N’êtes-vous pas de ce fait comptable de la situation actuelle du pays ?

Moi, j’assume pleinement mes responsabilités, toutes, mais rien que les miennes. Nous n’avons jamais été Président de la République, ni Premier ministre, ni chef d’institution dans ce pays. On nous a confié des ministères, nous y avons fait ce que nous pouvions et nous l’assumons. Cela ne peut pas faire de nous un coresponsable de la gestion du pays. Ce qui n’est pas notre part ne nous incombe pas.

Pour certains observateurs, c’est la faillite de l’élite politique qui a abouti à l’effondrement du pays…

Ce ne sont pas des observateurs, mais des populistes. Il n’y a pas un seul pays que l’on peut gouverner en dehors des politiques et de la politique. À ces conditions, tout ce qui existe, en bien ou en mal, dans un pays ne peut pas être imputé aux politiques. Il y a des partis et des personnes de la société civile qui ont pris part à la gestion de l’État. Que chacun assume sa part de responsabilité. Quand vous dites que c’est la classe politique qui est responsable, que dire de ceux qui n’ont jamais passé un jour au gouvernement ? Sont-ils aussi responsables ? C’est la peur de désigner les responsables qui amène ceux qui n’ont pas beaucoup de courage à parler de responsabilité collective. Que chacun dise : de telle année à telle année, il y a eu telle chose, sous le magistère de telle ou telle personne. Cela est plus objectif.

Que pensez-vous de la mise en place de  gouvernement de mission ?

Je souhaite le meilleur pour mon pays et qu’un gouvernement, quel qu’il soit, réussisse. Dans mon appréciation, on reconnait le maçon au pied du mur. Mais j’ai été très fortement impliqué dans le processus qui a mené à la conclusion de l’Accord politique de gouvernance.

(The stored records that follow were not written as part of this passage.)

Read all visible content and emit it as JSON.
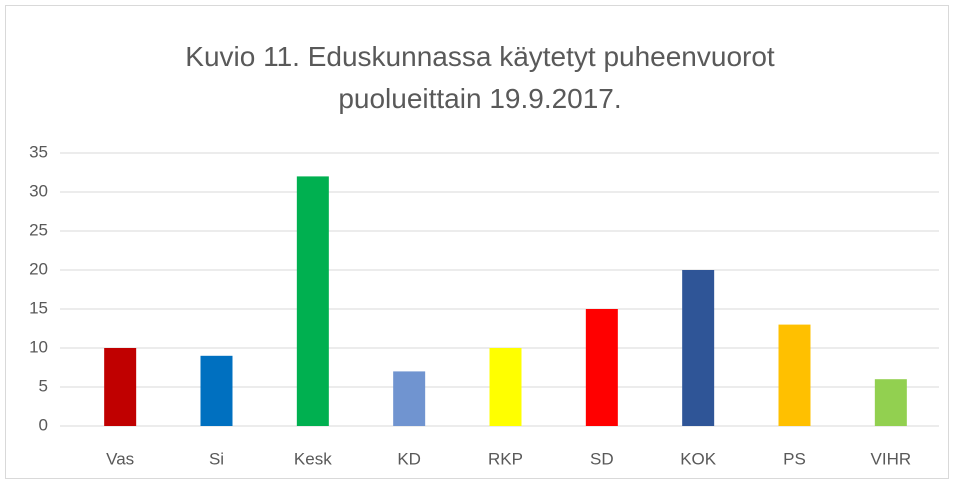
{
  "chart_data": {
    "type": "bar",
    "title": "Kuvio 11. Eduskunnassa käytetyt puheenvuorot puolueittain 19.9.2017.",
    "categories": [
      "Vas",
      "Si",
      "Kesk",
      "KD",
      "RKP",
      "SD",
      "KOK",
      "PS",
      "VIHR"
    ],
    "values": [
      10,
      9,
      32,
      7,
      10,
      15,
      20,
      13,
      6
    ],
    "colors": [
      "#c00000",
      "#0070c0",
      "#00b050",
      "#7094d0",
      "#ffff00",
      "#ff0000",
      "#2f5597",
      "#ffc000",
      "#92d050"
    ],
    "ylim": [
      0,
      35
    ],
    "yticks": [
      0,
      5,
      10,
      15,
      20,
      25,
      30,
      35
    ],
    "grid": true
  }
}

À la mise en place du gouvernement, les choses ne se sont pas déroulées comme  initialement entendu et le produit final à peu à voir avec l’idée initiale. C’est pour cela que nous-mêmes, en tant que parti et mouvement politique, n’avons pas estimé devoir signer cet accord, à plus forte raison figurer dans le gouvernement.

Qu’est ce qui était initialement prévu ?

L’histoire le dira. Mais il est clair qu’il y a eu beaucoup d’échanges de documents. Le premier et le dernier n’ont pas beaucoup des choses en commun.

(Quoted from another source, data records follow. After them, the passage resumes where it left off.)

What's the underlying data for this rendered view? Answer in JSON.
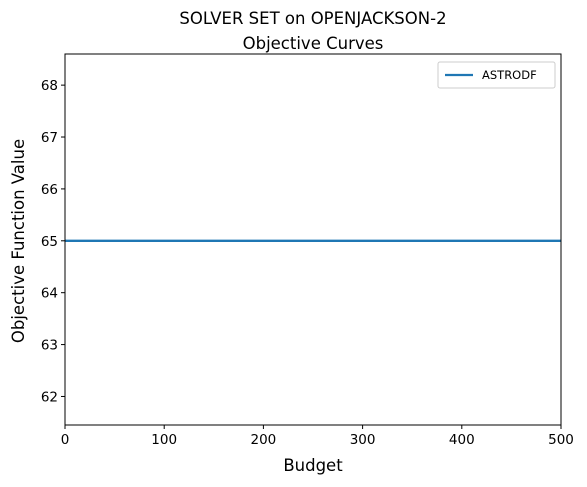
{
  "chart_data": {
    "type": "line",
    "title": "SOLVER SET on OPENJACKSON-2",
    "subtitle": "Objective Curves",
    "xlabel": "Budget",
    "ylabel": "Objective Function Value",
    "xlim": [
      0,
      500
    ],
    "ylim": [
      61.45,
      68.6
    ],
    "xticks": [
      0,
      100,
      200,
      300,
      400,
      500
    ],
    "xtick_labels": [
      "0",
      "100",
      "200",
      "300",
      "400",
      "500"
    ],
    "yticks": [
      62,
      63,
      64,
      65,
      66,
      67,
      68
    ],
    "ytick_labels": [
      "62",
      "63",
      "64",
      "65",
      "66",
      "67",
      "68"
    ],
    "grid": false,
    "legend_position": "top-right",
    "series": [
      {
        "name": "ASTRODF",
        "color": "#1f77b4",
        "x": [
          0,
          500
        ],
        "y": [
          65,
          65
        ]
      }
    ]
  }
}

Révision constitutionnelle : 3 questions à Me Mountaga TALL , président du CNID

 

Faut-il réviser la Constitution de 1992 ?

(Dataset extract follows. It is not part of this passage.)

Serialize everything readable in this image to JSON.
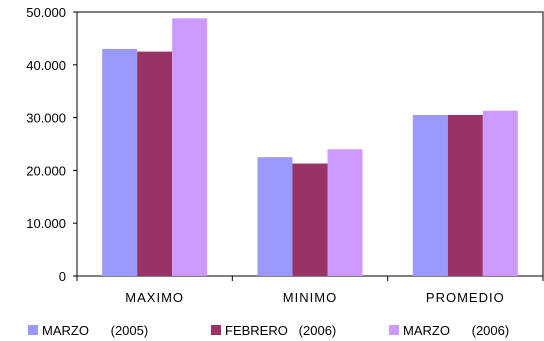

Le principe de la révision de la Constitution du 25 février 1992 n’est rejeté par personne. La Constitution elle-même prévoit les modalités de sa révision. Le débat porte sur les articles à modifier et sur les nouvelles dispositions à insérer. Je pense qu’il faut réviser mais après avoir recherché et obtenu le consensus le plus large et convenu du meilleur moment pour le faire.

La révision constitutionnelle fait débat. Quel en est l’impact sur la démocratie malienne ? 

Le débat en cours me rassure sur la vitalité de la démocratie malienne. L’exécutif, l’Assemblée nationale, l’opposition politique, la société civile, les médias et les réseaux sociaux jouent pleinement leur rôle. Il n’a pas été confisqué par l’élite et tous les Maliens se sentent concernés et interviennent. Le débat doit se poursuivre afin que la démocratie et le Mali soient gagnants.

Que devrait faire le gouvernement si le projet de loi n’était pas entériné par le référendum ?

Le peuple est souverain et sa volonté s’impose à tous. D’ailleurs cela a été clairement dit par les autorités. Pour moi le Oui dans les conditions actuelles diviserait encore plus le Mali alors même que l’objet du référendum est la consolidation de la paix et de la réconciliation. Et le Non va remettre en cause la poursuite de la mise en œuvre de l’Accord. Il faut donc absolument trouver un compromis sur le contenu et la date du référendum. Et cela est possible.